I was a fat baby, however I question where all of the weight went as I quickly grew into a knobby, stringy child with more defined muscle than fat. I didn't really start observing (and silently judging) my body until I started high school, which happened to be located on the wealthier side of my city.
My arthritic pain over the years resulted in little exercise, so I was behind the curve when it came to the appealing muscle tone that every other girl seemed to have. I gained a fast metabolism from my father, however, so I maintained a pretty steady 106-112lb weight throughout high school and up to my 23rd birthday. I also piqued at a whopping 5'4" tall by freshmen year - seeing so many girls around me over 5'7" also added to the feeling of falling short (hah!).
I already knew that my JRA created a divide between me and the development of other girls, so I was easily aware of other physical differences: facial structure, makeup application, hair, eyes, knees, calves, strong backs, clothing... you know.
Of course, I'd already been spending years hating my body due to my JRA and its hindrances, so it was just as easy to hate myself for not matching these girls and their effortless beauty. I thought that I needed what those girls had to find a man that would love me for me and look past my disability.
Fortunately, I met my husband during my senior year of high school, and he fell in love with all of the things I thought made me less of a catch. Thanks to him, I spent a good six years loving myself.

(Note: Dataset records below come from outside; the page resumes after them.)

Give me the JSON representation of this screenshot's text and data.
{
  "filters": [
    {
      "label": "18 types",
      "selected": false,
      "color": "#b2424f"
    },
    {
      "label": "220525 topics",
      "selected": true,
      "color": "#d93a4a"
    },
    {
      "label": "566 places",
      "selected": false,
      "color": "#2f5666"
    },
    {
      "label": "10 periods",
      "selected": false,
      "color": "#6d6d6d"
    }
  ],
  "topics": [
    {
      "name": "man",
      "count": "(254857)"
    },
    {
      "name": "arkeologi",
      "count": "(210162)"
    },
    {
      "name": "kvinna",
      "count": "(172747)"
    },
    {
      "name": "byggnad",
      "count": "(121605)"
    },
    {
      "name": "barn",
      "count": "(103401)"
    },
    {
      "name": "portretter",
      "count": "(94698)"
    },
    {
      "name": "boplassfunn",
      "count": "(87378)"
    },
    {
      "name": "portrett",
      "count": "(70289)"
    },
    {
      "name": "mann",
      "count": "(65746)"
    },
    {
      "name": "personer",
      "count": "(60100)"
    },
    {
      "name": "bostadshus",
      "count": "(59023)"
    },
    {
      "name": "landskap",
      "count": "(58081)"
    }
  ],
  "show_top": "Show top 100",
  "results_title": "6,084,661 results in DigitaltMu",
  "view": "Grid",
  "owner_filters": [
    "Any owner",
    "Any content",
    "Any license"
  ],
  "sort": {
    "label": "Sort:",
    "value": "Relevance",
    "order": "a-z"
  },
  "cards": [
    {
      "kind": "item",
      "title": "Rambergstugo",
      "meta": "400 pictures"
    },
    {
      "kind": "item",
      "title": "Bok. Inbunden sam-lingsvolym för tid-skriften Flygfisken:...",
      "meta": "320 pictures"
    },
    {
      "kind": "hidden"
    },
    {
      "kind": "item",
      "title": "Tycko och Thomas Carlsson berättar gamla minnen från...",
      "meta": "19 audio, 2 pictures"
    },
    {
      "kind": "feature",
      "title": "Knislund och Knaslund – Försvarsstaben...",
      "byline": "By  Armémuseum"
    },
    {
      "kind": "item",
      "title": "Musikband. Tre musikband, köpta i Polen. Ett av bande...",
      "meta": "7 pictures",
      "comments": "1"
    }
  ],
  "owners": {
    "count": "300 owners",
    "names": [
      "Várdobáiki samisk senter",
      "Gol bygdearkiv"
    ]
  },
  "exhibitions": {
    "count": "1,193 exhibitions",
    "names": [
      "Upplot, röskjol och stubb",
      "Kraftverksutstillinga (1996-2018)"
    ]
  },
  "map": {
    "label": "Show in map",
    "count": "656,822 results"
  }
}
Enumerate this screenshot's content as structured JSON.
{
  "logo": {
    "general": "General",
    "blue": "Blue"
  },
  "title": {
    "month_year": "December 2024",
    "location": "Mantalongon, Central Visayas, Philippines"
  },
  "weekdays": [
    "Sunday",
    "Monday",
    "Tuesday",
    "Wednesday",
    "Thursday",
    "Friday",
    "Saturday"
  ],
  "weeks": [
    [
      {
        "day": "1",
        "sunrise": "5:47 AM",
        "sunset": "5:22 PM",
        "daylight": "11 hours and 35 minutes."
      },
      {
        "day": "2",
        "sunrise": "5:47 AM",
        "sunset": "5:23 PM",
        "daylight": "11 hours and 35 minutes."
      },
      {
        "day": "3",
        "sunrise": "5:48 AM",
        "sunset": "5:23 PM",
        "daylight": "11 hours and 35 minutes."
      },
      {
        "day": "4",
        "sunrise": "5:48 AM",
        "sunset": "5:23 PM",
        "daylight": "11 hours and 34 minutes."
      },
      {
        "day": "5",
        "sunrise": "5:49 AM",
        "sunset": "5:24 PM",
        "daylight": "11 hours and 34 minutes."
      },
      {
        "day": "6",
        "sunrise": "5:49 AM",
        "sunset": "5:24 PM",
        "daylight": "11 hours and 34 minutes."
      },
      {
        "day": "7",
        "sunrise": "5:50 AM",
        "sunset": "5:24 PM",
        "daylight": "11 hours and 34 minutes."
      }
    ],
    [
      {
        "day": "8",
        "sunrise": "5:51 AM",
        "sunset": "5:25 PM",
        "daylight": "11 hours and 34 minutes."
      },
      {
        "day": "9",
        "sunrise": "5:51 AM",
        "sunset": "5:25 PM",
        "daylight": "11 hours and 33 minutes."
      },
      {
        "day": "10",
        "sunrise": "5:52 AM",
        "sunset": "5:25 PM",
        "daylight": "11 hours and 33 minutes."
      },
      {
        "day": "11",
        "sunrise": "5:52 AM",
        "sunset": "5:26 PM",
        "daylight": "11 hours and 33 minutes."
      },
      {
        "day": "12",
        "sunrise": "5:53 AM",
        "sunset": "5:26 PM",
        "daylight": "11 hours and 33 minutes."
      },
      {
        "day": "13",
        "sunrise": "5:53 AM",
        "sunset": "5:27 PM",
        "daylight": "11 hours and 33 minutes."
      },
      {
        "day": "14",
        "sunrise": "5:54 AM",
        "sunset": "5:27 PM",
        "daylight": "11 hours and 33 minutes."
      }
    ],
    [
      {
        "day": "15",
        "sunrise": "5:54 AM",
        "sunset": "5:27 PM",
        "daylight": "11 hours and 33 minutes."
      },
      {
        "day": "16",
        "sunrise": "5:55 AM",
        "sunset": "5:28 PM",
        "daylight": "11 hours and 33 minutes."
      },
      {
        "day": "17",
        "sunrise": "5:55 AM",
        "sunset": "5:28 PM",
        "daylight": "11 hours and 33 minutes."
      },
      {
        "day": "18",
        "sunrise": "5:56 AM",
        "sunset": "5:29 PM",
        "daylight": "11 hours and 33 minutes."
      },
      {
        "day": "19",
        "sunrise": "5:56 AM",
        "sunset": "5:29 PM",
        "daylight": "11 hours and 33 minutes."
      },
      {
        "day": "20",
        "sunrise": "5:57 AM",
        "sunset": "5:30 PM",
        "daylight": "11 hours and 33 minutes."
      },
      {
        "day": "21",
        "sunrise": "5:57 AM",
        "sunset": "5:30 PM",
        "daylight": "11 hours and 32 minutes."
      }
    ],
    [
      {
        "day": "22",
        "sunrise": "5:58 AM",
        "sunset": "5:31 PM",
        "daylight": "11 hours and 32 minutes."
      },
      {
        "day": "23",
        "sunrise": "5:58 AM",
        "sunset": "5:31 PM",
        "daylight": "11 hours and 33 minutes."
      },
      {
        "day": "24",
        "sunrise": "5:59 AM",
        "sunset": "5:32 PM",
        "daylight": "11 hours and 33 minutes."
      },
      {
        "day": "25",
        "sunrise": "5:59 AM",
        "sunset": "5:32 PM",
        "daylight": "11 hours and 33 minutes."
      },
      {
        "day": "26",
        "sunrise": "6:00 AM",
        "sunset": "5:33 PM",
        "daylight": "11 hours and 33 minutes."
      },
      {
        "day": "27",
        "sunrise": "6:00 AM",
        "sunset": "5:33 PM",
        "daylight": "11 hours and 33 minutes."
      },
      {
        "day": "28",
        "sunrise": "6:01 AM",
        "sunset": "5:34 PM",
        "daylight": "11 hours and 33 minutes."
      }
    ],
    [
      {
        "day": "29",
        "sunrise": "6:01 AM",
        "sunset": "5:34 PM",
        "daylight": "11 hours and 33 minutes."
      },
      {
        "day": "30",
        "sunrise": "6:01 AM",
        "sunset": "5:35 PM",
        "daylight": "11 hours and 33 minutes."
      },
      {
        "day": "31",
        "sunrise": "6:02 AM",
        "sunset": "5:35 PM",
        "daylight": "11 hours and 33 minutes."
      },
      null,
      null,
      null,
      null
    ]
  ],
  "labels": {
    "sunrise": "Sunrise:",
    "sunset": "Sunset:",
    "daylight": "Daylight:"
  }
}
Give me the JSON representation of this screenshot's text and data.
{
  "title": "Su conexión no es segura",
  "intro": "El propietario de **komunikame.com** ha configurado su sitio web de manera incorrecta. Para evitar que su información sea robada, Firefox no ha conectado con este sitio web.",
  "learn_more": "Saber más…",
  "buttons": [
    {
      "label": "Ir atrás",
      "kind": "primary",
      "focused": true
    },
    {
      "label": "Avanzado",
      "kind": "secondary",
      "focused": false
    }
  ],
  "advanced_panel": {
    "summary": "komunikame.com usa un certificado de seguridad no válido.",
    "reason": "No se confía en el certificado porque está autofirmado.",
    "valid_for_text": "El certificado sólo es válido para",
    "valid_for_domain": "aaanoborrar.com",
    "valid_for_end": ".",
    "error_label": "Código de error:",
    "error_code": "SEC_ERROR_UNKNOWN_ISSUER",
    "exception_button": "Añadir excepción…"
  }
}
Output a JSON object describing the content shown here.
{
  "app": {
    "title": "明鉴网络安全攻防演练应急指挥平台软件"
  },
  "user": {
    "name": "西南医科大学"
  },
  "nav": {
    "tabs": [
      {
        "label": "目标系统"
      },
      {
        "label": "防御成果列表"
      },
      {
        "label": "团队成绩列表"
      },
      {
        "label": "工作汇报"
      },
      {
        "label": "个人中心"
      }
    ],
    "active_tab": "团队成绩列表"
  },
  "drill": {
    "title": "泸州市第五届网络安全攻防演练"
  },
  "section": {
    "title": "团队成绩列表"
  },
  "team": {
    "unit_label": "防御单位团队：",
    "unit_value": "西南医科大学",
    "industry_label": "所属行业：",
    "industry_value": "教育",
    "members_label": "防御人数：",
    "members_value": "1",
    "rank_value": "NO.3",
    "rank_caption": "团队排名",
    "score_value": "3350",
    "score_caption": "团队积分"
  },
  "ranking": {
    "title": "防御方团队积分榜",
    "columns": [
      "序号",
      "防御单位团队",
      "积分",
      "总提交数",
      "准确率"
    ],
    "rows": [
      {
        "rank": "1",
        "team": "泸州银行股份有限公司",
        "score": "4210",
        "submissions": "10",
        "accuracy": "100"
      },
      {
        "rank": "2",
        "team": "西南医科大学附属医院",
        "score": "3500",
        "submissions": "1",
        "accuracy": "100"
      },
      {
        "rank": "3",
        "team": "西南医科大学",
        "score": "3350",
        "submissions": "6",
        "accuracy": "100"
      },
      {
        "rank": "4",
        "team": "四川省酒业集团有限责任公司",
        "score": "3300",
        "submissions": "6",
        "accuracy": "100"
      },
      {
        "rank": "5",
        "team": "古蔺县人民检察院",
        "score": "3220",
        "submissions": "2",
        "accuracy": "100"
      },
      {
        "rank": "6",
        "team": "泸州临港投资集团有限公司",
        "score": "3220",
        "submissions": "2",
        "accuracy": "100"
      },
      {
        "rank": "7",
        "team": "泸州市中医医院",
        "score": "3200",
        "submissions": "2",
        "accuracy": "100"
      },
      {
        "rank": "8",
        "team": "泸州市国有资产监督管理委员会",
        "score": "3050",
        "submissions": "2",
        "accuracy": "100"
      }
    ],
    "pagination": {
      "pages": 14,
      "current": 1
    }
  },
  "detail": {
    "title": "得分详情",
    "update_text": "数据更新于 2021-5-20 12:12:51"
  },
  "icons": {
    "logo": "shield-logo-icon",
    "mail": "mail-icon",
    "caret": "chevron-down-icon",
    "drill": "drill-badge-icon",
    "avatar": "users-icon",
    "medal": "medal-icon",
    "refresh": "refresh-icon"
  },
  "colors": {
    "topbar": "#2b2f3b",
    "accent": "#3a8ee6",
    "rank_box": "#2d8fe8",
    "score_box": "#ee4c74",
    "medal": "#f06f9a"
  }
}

But now that I've reached 24 and am apparently filling out into my womanly body, I've become obsessed with comparison again. I've never known 120lbs and the difference it can make depending on where the extra weight goes. My face has widened and defined. My skin has loosened just slightly - I've become softer. The years of sitting are slightly visible in my posture. I never understood what "sexy" really meant or looked like before, and now I feel the pressure to define it given that I'm "in my prime" of youth.
I'm worried that I won't age as gracefully as other women. I'm worried that the pressure is on, and if I don't figure out my short-comings soon, it'll eventually be too late to perfect them (in a way that will make me love myself finally). Children are around the corner, along with an office career and a growing desire to start homemaking.
I love my mind - the me that's up here - but I hate the body it has to wear which happens to be the only physical thing others can see. It doesn't fit how I think it should be, and that really sucks sometimes.